MotherSpeak
Mike Vernusky’s new album “MotherSpeak” is a time-compression of the African bush-veld connecting South Africa and Botswana. Consisting of five unique sound worlds, the album takes the listener from being immersed in insects and wind, to swimming with underwater environments and entities, to exposing the intervention of the human hand in nature - finally
culminating into a live musical performance in the bush.
• All images and works composed & produced by Mike Vernusky.
• Special thanks to Vick Hallet (Melbourne, Australia) and William Mosima (Mmabolela, SA)
• Additional engineering support courtesy of Steve Ashby (USA/IRL), Sara Retallick (Melbourne), and Nikki Sheth (UK).
Tracklisting:
- Vibrational Empire
- Of Leaf and Mud
- Eyes Aquatic
- Clipping The Wind Stave
- Unmistakable Plumage
Mike Vernusky
Austin-based composer Mike Vernusky writes music for concert, theatre, dance, and film, primarily using electronic sound and live performance.
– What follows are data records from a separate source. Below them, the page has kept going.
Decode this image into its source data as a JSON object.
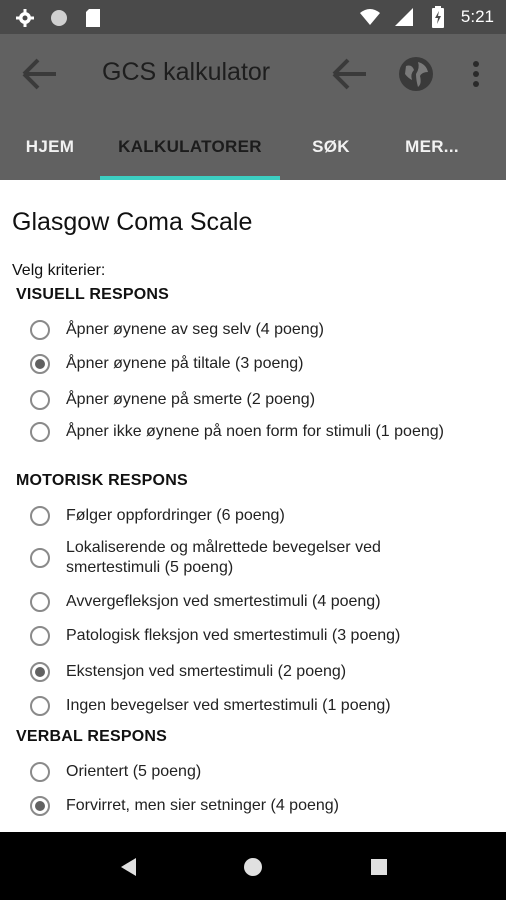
{
  "status_bar": {
    "time": "5:21",
    "left_icons": [
      "gear-icon",
      "circle-icon",
      "sd-card-icon"
    ],
    "right_icons": [
      "wifi-icon",
      "signal-icon",
      "battery-icon"
    ]
  },
  "app_bar": {
    "title": "GCS kalkulator",
    "icons": [
      "back-arrow-icon",
      "back-arrow-icon",
      "globe-icon",
      "more-vert-icon"
    ]
  },
  "tabs": [
    {
      "label": "HJEM",
      "active": false
    },
    {
      "label": "KALKULATORER",
      "active": true
    },
    {
      "label": "SØK",
      "active": false
    },
    {
      "label": "MER...",
      "active": false
    }
  ],
  "page": {
    "title": "Glasgow Coma Scale",
    "criteria_label": "Velg kriterier:"
  },
  "sections": [
    {
      "title": "VISUELL RESPONS",
      "options": [
        {
          "label": "Åpner øynene av seg selv (4 poeng)",
          "checked": false
        },
        {
          "label": "Åpner øynene på tiltale (3 poeng)",
          "checked": true
        },
        {
          "label": "Åpner øynene på smerte (2 poeng)",
          "checked": false
        },
        {
          "label": "Åpner ikke øynene på noen form for stimuli (1 poeng)",
          "checked": false
        }
      ]
    },
    {
      "title": "MOTORISK RESPONS",
      "options": [
        {
          "label": "Følger oppfordringer (6 poeng)",
          "checked": false
        },
        {
          "label": "Lokaliserende og målrettede bevegelser ved smertestimuli (5 poeng)",
          "checked": false
        },
        {
          "label": "Avvergefleksjon ved smertestimuli (4 poeng)",
          "checked": false
        },
        {
          "label": "Patologisk fleksjon ved smertestimuli (3 poeng)",
          "checked": false
        },
        {
          "label": "Ekstensjon ved smertestimuli (2 poeng)",
          "checked": true
        },
        {
          "label": "Ingen bevegelser ved smertestimuli (1 poeng)",
          "checked": false
        }
      ]
    },
    {
      "title": "VERBAL RESPONS",
      "options": [
        {
          "label": "Orientert (5 poeng)",
          "checked": false
        },
        {
          "label": "Forvirret, men sier setninger (4 poeng)",
          "checked": true
        }
      ]
    }
  ],
  "nav_bar": {
    "icons": [
      "back-triangle-icon",
      "home-circle-icon",
      "recents-square-icon"
    ]
  },
  "colors": {
    "app_bar": "#616161",
    "status_bar": "#4a4a4a",
    "tab_indicator": "#3ccfc2",
    "nav_bar": "#000000"
  }
}
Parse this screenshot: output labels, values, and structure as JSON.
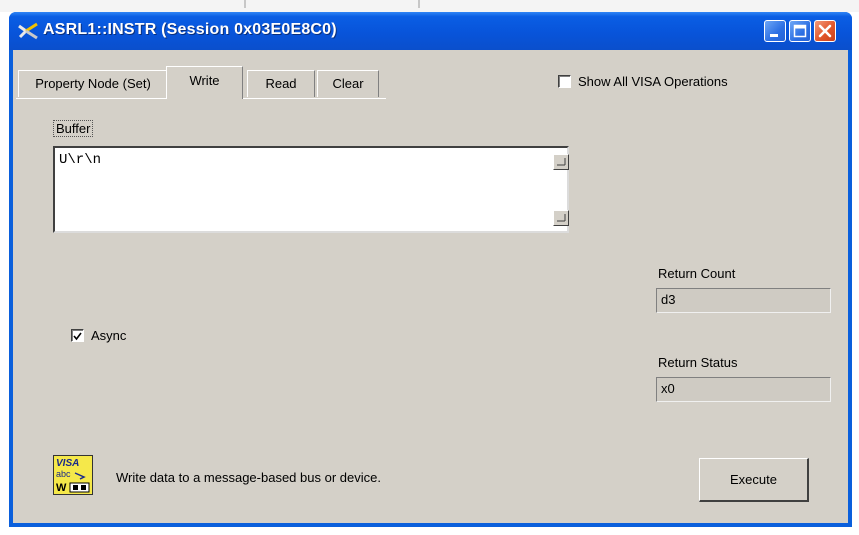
{
  "window": {
    "title": "ASRL1::INSTR (Session 0x03E0E8C0)"
  },
  "tabs": [
    {
      "label": "Property Node (Set)",
      "active": false
    },
    {
      "label": "Write",
      "active": true
    },
    {
      "label": "Read",
      "active": false
    },
    {
      "label": "Clear",
      "active": false
    }
  ],
  "options": {
    "show_all_label": "Show All VISA Operations",
    "show_all_checked": false
  },
  "write_panel": {
    "buffer_label": "Buffer",
    "buffer_value": "U\\r\\n",
    "async_label": "Async",
    "async_checked": true,
    "return_count_label": "Return Count",
    "return_count_prefix": "d",
    "return_count_value": "3",
    "return_status_label": "Return Status",
    "return_status_prefix": "x",
    "return_status_value": "0",
    "description": "Write data to a message-based bus or device.",
    "execute_label": "Execute"
  },
  "visa_icon": {
    "name": "visa-write-icon",
    "line1": "VISA",
    "line2": "abc",
    "line3": "W"
  },
  "colors": {
    "titlebar": "#0a5fdc",
    "client": "#d4d0c8",
    "close_button": "#e2572c",
    "visa_icon_bg": "#f5e84a"
  }
}
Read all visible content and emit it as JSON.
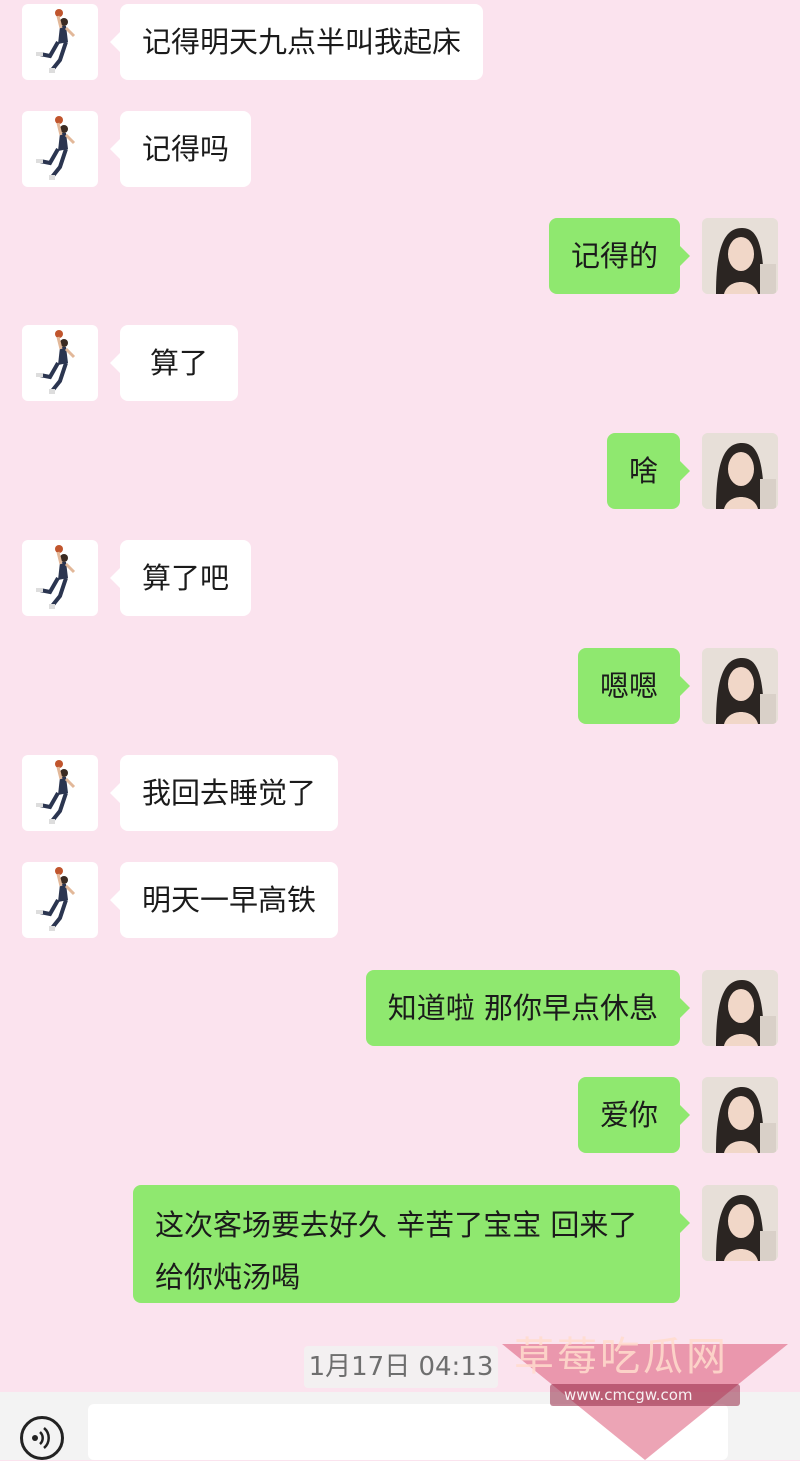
{
  "messages": [
    {
      "side": "in",
      "text": "记得明天九点半叫我起床"
    },
    {
      "side": "in",
      "text": "记得吗"
    },
    {
      "side": "out",
      "text": "记得的"
    },
    {
      "side": "in",
      "text": "算了"
    },
    {
      "side": "out",
      "text": "啥"
    },
    {
      "side": "in",
      "text": "算了吧"
    },
    {
      "side": "out",
      "text": "嗯嗯"
    },
    {
      "side": "in",
      "text": "我回去睡觉了"
    },
    {
      "side": "in",
      "text": "明天一早高铁"
    },
    {
      "side": "out",
      "text": "知道啦 那你早点休息"
    },
    {
      "side": "out",
      "text": "爱你"
    },
    {
      "side": "out",
      "text": "这次客场要去好久 辛苦了宝宝 回来了给你炖汤喝"
    }
  ],
  "timestamp": "1月17日 04:13",
  "watermark": {
    "title": "草莓吃瓜网",
    "url": "www.cmcgw.com"
  },
  "icons": {
    "voice": "voice-input-icon",
    "avatar_left": "basketball-player-avatar",
    "avatar_right": "girl-photo-avatar"
  },
  "colors": {
    "background": "#fbe3ee",
    "incoming_bubble": "#ffffff",
    "outgoing_bubble": "#8fe86f"
  }
}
His works have been called ‘brash’ by the New York Times, ‘isolationist’ by The Wire, 'otherworldly' by New Music USA, and 'étonnante' by the French publication EtherReal.
Reviews
Chain D.L.K.Composer Mike Vernusky turns the ear into a microscope in MotherSpeak. Taking us through the African bush via electronics, field recordings, and a live performance in that very environment, the album bleeds like its listeners. “Vibrational Empire” sets the tone with insect-oriented signals, speaking not through words but through patterns of air and movement. Like the rice thrown across the ring before a sumo match begins, it delineates the space as sacred before its primal struggles begin. Only here, the contest isn’t between flesh but time. “Of Leaf And Mud” renders a crisper landscape of wind infused with whispers of human intervention before a chorus of frogs scrawls its messages across mental slate. “Eyes Aquatic” breathes underwater and measures depth in metaphysical terms. The only available method of communication respires beyond the threshold of lips and tongue, and relies instead on the music of something inherently physiological. “Clipping The Wind Stave” deepens this shape of water, funneling rain into the open mouth of a dying architecture, as if the very scaffolding of humanity were folding in on itself. All of which makes “Unmistakable Plumage” feel all the more alien, as a testimony avails us with its humanity. A man tells of his guidance, his upbringing, and his family as a way of unraveling the filament of local consciousness. This is the real linkage between South Africa and Botswana promised in the album’s press release, rendered not by cartography but by the memories of those whose feet have compacted the soil. Backgrounding this narrative—indeed, telling a story all its own—are the sounds Vernusky has collected. Sounds that others might gloss over or ignore outright, expendable in their lack of meaning, yet which in this context are more lucid than ever. They seem to say: All of creation is an indivisible mixture of semiotic impulses rotting like neglected machines until all that’s left is the soul.
These sonic films live somewhere at the center of our listening. One can almost sense them running down the spine in search of entry, for they are a nervous system unto themselves, activating limbs and sensations of which the earth is only a single organ.